Much can be done now to restructure leases, seek new leases with more favorable terms, or simply understand whether the accounting changes will materially affect their financial position.
Brian Tunnelle
Partner
Frazer LLP
Brea
With its issuance earlier this year, the new standard on lease accounting is finally a reality. Companies of all sizes will undoubtedly have challenges in complying with the required accounting for leases. Larger companies will have larger and more complicated arrangements to be analyzed, while smaller companies will lack the personnel resources to properly implement.
Most of our clients are reliant on bank financing for short-term working capital, equipment financing and other long-term needs. Also, many of our construction contractor clients perform public works projects, requiring surety bonds. These credit relationships are very much driven by the financial statement covenants of the company.
The new lease standard requires a liability for the lease obligation to be recorded on the company’s balance sheet. Additional “right-of-use” assets also are recorded. This requirement will drastically change the geography of the balance sheets of most companies, impacting the financial covenants imposed by the company’s creditors. So the education we provide over the next few years will not only be to our clients, but also to the users of the financial statements. Companies will need to work with their creditors in advance to modify financial covenants to align with the new accounting this standard requires.
Our firm’s segment of the middle market, comprised of closely held and family-owned businesses, will lean on our firm to guide them through these new accounting requirements. Additionally, many will have us assist in the interactions with their creditors to make sure their covenants are reasonable and achievable.

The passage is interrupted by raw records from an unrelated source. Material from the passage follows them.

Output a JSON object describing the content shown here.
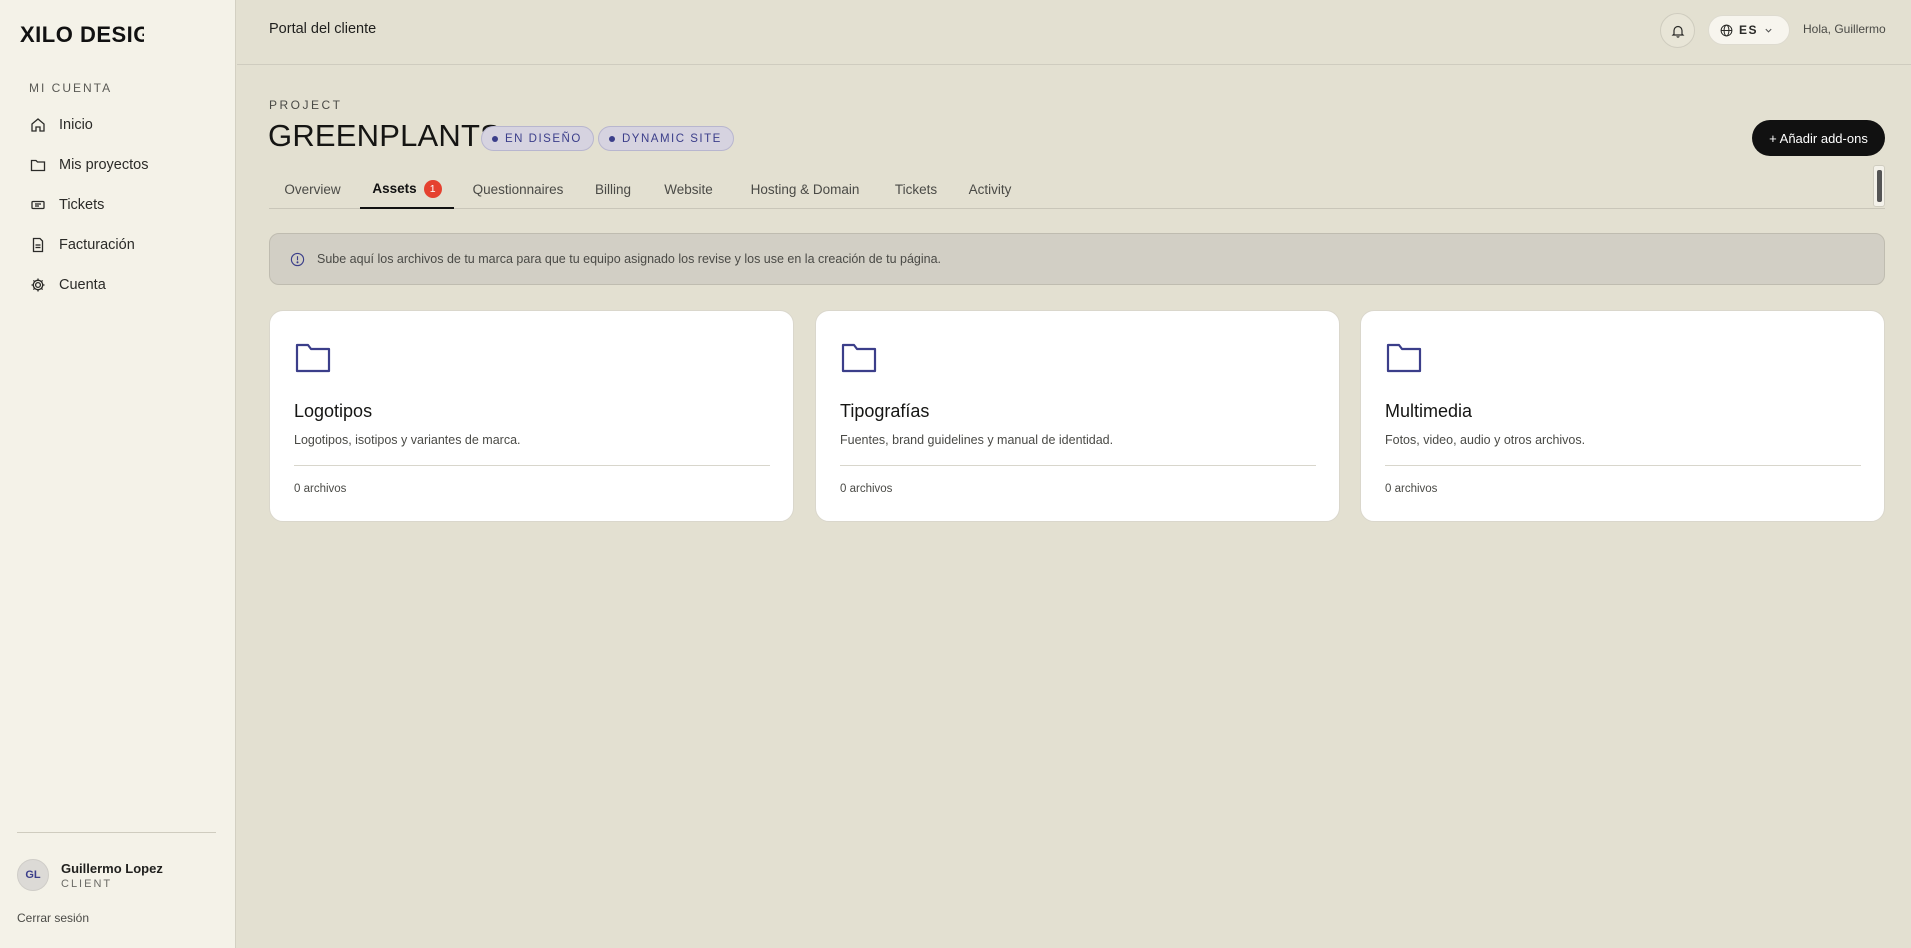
{
  "brand": {
    "logo_text": "XILO DESIGN",
    "accent": "#3b3e8a",
    "badge_red": "#e5412f"
  },
  "sidebar": {
    "section_label": "MI CUENTA",
    "items": [
      {
        "label": "Inicio",
        "icon": "home-icon"
      },
      {
        "label": "Mis proyectos",
        "icon": "folder-icon"
      },
      {
        "label": "Tickets",
        "icon": "ticket-icon"
      },
      {
        "label": "Facturación",
        "icon": "invoice-icon"
      },
      {
        "label": "Cuenta",
        "icon": "gear-icon"
      }
    ],
    "user": {
      "initials": "GL",
      "name": "Guillermo Lopez",
      "role": "CLIENT"
    },
    "logout_label": "Cerrar sesión"
  },
  "header": {
    "title": "Portal del cliente",
    "language": "ES",
    "greeting": "Hola, Guillermo"
  },
  "project": {
    "label": "PROJECT",
    "name": "GREENPLANTS",
    "badges": [
      "EN DISEÑO",
      "DYNAMIC SITE"
    ],
    "addons_label": "+ Añadir add-ons"
  },
  "tabs": [
    {
      "label": "Overview"
    },
    {
      "label": "Assets",
      "count": "1",
      "active": true
    },
    {
      "label": "Questionnaires"
    },
    {
      "label": "Billing"
    },
    {
      "label": "Website"
    },
    {
      "label": "Hosting & Domain"
    },
    {
      "label": "Tickets"
    },
    {
      "label": "Activity"
    }
  ],
  "info_banner": {
    "text": "Sube aquí los archivos de tu marca para que tu equipo asignado los revise y los use en la creación de tu página."
  },
  "cards": [
    {
      "title": "Logotipos",
      "description": "Logotipos, isotipos y variantes de marca.",
      "count": "0 archivos"
    },
    {
      "title": "Tipografías",
      "description": "Fuentes, brand guidelines y manual de identidad.",
      "count": "0 archivos"
    },
    {
      "title": "Multimedia",
      "description": "Fotos, video, audio y otros archivos.",
      "count": "0 archivos"
    }
  ]
}
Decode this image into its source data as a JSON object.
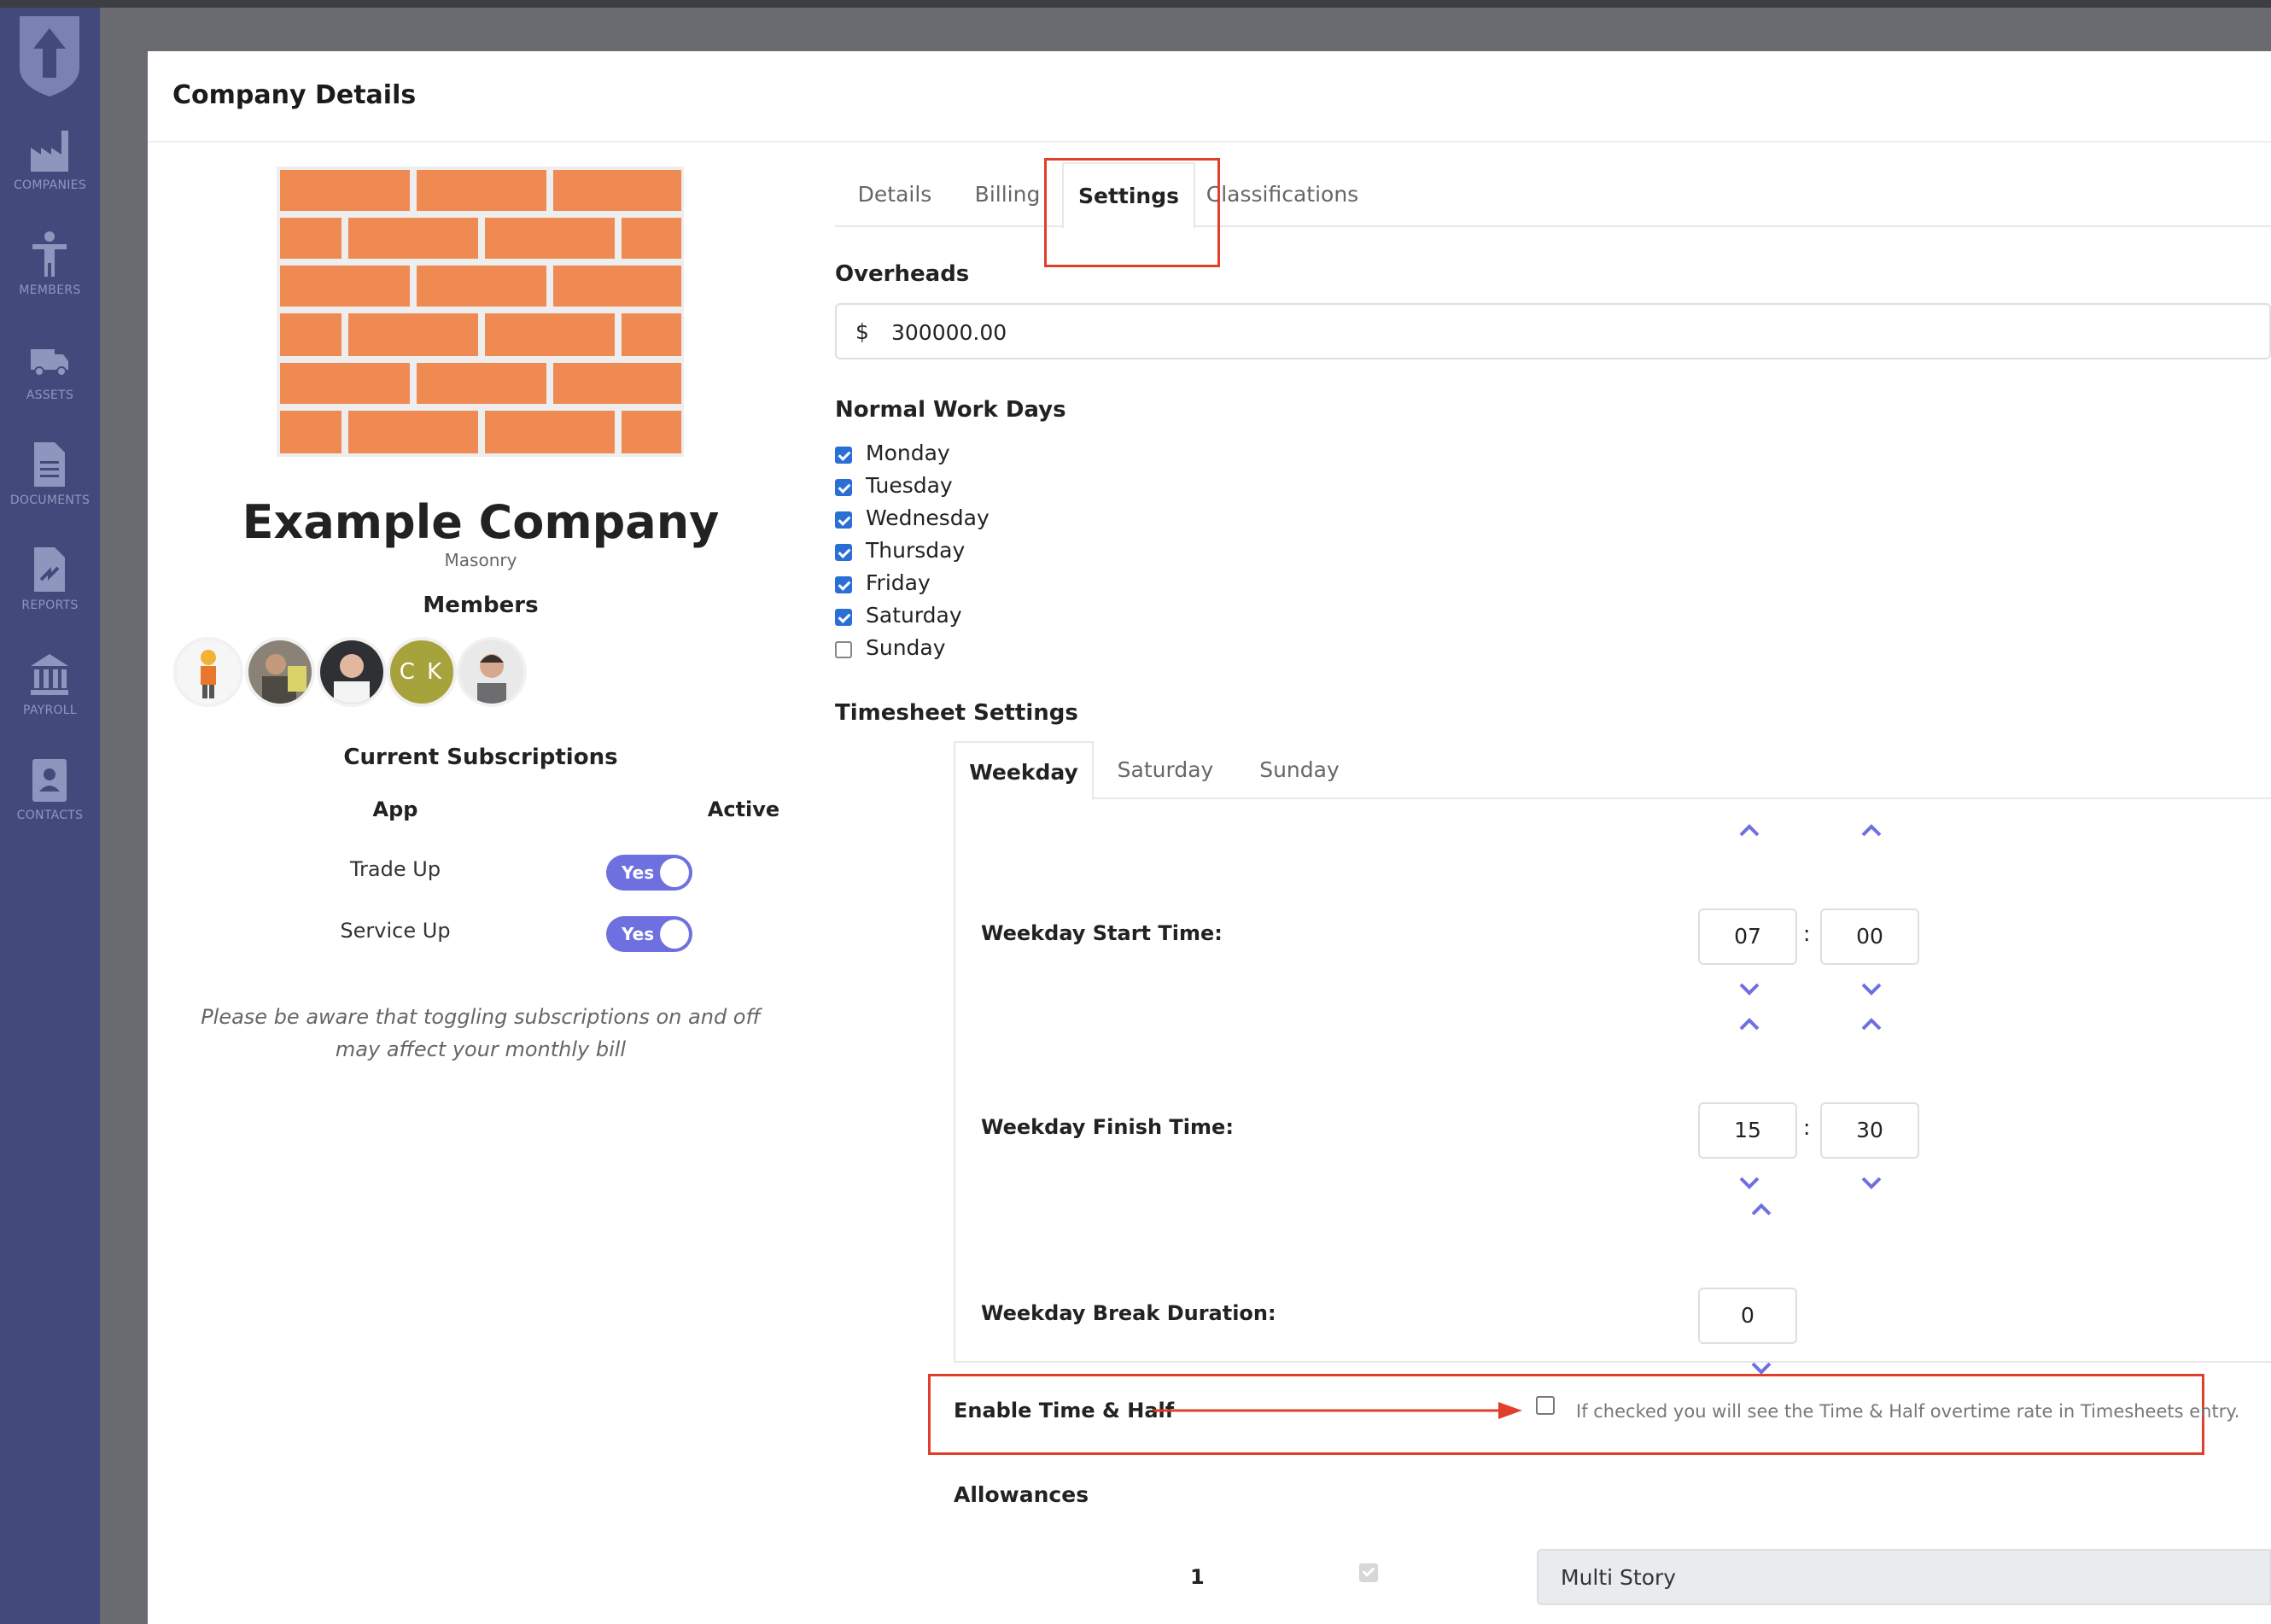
{
  "sidebar": {
    "items": [
      {
        "label": "COMPANIES",
        "icon": "factory-icon"
      },
      {
        "label": "MEMBERS",
        "icon": "person-icon"
      },
      {
        "label": "ASSETS",
        "icon": "truck-icon"
      },
      {
        "label": "DOCUMENTS",
        "icon": "document-icon"
      },
      {
        "label": "REPORTS",
        "icon": "report-icon"
      },
      {
        "label": "PAYROLL",
        "icon": "bank-icon"
      },
      {
        "label": "CONTACTS",
        "icon": "contact-card-icon"
      }
    ]
  },
  "modal": {
    "title": "Company Details"
  },
  "company": {
    "name": "Example Company",
    "trade": "Masonry",
    "members_heading": "Members",
    "member_initials": "C K"
  },
  "subscriptions": {
    "heading": "Current Subscriptions",
    "col_app": "App",
    "col_active": "Active",
    "rows": [
      {
        "app": "Trade Up",
        "active": "Yes"
      },
      {
        "app": "Service Up",
        "active": "Yes"
      }
    ],
    "note": "Please be aware that toggling subscriptions on and off may affect your monthly bill"
  },
  "tabs": [
    {
      "label": "Details",
      "active": false
    },
    {
      "label": "Billing",
      "active": false
    },
    {
      "label": "Settings",
      "active": true
    },
    {
      "label": "Classifications",
      "active": false
    }
  ],
  "settings": {
    "overheads": {
      "heading": "Overheads",
      "prefix": "$",
      "value": "300000.00"
    },
    "work_days": {
      "heading": "Normal Work Days",
      "days": [
        {
          "label": "Monday",
          "checked": true
        },
        {
          "label": "Tuesday",
          "checked": true
        },
        {
          "label": "Wednesday",
          "checked": true
        },
        {
          "label": "Thursday",
          "checked": true
        },
        {
          "label": "Friday",
          "checked": true
        },
        {
          "label": "Saturday",
          "checked": true
        },
        {
          "label": "Sunday",
          "checked": false
        }
      ]
    },
    "timesheet": {
      "heading": "Timesheet Settings",
      "tabs": [
        {
          "label": "Weekday",
          "active": true
        },
        {
          "label": "Saturday",
          "active": false
        },
        {
          "label": "Sunday",
          "active": false
        }
      ],
      "start": {
        "label": "Weekday Start Time:",
        "hour": "07",
        "minute": "00"
      },
      "finish": {
        "label": "Weekday Finish Time:",
        "hour": "15",
        "minute": "30"
      },
      "break": {
        "label": "Weekday Break Duration:",
        "value": "0"
      },
      "colon": ":"
    },
    "time_and_half": {
      "label": "Enable Time & Half",
      "checked": false,
      "help": "If checked you will see the Time & Half overtime rate in Timesheets entry."
    },
    "allowances": {
      "heading": "Allowances",
      "rows": [
        {
          "index": "1",
          "checked": true,
          "name": "Multi Story"
        }
      ]
    }
  },
  "colors": {
    "sidebar": "#424a7c",
    "accent": "#6f70e0",
    "checkbox": "#2a6fd6",
    "highlight": "#e0402b",
    "initials_avatar": "#a7a33c"
  }
}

As this new pronouncement has been years in the making, we have been consistently watching this topic and its impact on our clients; however, over the next few years we will have multiple trainings covering all levels and departments to help our clients evaluate and implement this new standard. As with many of the far-reaching pronouncements issued by the Financial Accounting Standards Board over the past 15 years, this presents our firm an opportunity to proactively consult with our clients and take steps to improve their financial reporting as they transition into the new lease standard.
Gretchen Valentine
Office Managing Partner, Tax Services Partner
RSM US LLP
Irvine
RSM is focused on serving middle-market companies. Many companies that have traditionally entered into operating leases could be significantly affected by the requirement to recognize right-of-use assets and lease liabilities on their balance sheets for all but short-term leases.
Adding these assets and liabilities to the balance sheet could significantly affect the financial ratios a middle-market company uses for various reporting purposes. For example, if a middle-market company has a debt covenant based on its debt-to-equity-ratio, its ability to satisfy that covenant after implementing the new lease guidance could be seriously compromised. It is possible that the only remedy available in this situation may be to modify the debt agreement.
Even though the Financial Accounting Standards Board provided a significantly deferred mandatory effective date for the new standard, RSM is working with its clients to begin familiarizing them with the new lease guidance to better understand its potentially significant financial reporting consequences to the users of their financial statements. We have incorporated this discussion into our client planning meetings.
A white-paper discussion of the new lease rules is posted on RSM’s website for download.